Jovanovich replied, “You want to know what my motivation was? [Barringer, “Yes.”] I believe in mixed use, I believe that’s the future of Rye.
Then Jovanovich continued with an extended defense of mixed-use development in the downtown area, "There are many, many people who want to move to Rye who can’t afford these big places, but would like to be within walking distance of the train station, walking distance of amenities…That’s my motivation. You all’s motivation that I don’t know.”
Heightened awareness and public turn-out about the zoning change had been sparked by the circulation of two documents: a Planning Commission memorandum and a County Planning Board letter.
A memorandum from the Rye Planning Commission to the Rye City Council dated July 26, 2011 described the purpose of considering the zoning law change was "to allow dwelling units of the first floor for properties located on Boston Post Road," but it was speculative language within the document about possible zoning scenarios that piqued the attention of area residents and apparently the Rye City School Board.
City Planner Christian Miller explained that the advisory's purpose was to anticipate for members of the City Council several hypothetical projects that could potentially be developed on the parcels, not describe real projects under consideration.

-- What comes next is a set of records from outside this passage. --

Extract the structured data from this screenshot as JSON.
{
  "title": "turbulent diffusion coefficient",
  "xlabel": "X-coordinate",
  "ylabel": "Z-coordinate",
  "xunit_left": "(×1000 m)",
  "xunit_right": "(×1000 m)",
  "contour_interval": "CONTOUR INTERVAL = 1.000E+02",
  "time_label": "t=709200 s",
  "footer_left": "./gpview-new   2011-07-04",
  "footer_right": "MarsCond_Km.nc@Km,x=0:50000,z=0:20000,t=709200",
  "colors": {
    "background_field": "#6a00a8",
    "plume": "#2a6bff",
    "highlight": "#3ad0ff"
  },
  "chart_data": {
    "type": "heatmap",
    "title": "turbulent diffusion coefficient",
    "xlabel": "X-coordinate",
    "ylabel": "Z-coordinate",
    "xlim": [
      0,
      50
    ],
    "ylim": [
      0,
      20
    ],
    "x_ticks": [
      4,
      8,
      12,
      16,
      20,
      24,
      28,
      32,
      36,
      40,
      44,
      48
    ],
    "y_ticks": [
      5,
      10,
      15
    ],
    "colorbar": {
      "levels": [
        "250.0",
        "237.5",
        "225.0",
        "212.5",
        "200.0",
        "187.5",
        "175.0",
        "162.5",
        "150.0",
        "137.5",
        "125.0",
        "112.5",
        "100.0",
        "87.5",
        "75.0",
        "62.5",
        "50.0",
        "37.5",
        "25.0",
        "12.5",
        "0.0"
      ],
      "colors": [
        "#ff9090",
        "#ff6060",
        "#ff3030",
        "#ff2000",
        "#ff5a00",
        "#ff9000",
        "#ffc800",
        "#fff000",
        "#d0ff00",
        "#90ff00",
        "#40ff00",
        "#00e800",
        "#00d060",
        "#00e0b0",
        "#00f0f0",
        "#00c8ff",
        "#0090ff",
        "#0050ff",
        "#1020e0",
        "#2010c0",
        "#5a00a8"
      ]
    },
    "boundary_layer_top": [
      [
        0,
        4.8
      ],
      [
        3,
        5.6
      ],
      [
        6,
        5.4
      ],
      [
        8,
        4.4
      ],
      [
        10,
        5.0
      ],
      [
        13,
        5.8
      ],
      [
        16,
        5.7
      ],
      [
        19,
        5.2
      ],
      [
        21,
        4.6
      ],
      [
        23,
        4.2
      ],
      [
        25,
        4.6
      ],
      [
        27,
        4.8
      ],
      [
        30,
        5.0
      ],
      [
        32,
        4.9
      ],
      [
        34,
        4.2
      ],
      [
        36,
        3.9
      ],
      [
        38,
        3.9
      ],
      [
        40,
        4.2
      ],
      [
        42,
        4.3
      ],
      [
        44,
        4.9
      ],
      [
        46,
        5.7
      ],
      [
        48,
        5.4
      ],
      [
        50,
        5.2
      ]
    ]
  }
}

The memorandum describes the maximum use implications for solely housing development as well as different mixed uses of retail, housing and office space on the properties.
It was language describing the sole housing hypothetical scenario that caught the attention of some: "the combined development potential of these two properties would quadruple from approximately 18,000 square feet under current B-1 District zoning to 72,000 square feet under the proposed B-2 District."
Under those circumstances, the Planning Commission memorandum speculated the development "could yield approximately 60 units" and "68 parking spaces would be required." The memo also explained that a retail/office use could hypothetically create a building that required "72 parking spaces" that "would need to be located under the building to meet City parking requirements."
There was also a letter from the Westchester County Planning Board dated August 4, 2011 and signed by Commissioner Edward Burroughs indicating their office had reviewed the proposed law changes the Rye Planning Commission had hypothetically described.
The County Commissioner offered two comments about the proposed law change: that it was "consistent with the County Planning Board's long-term policies and strategies" and that the changes "will also provide additional potential to develop affordable affirmatively furthering fair housing (AAFFH) units in this location."
Later in the meeting, Councilman Joseph Sack recommended the Council consider changing the practice of not publicly posting proposed zoning changes initiated by the City. City Planner Christian Miller had earlier explained that the City Council had the discretion to change zoning law without the same process of public notice required by private parties.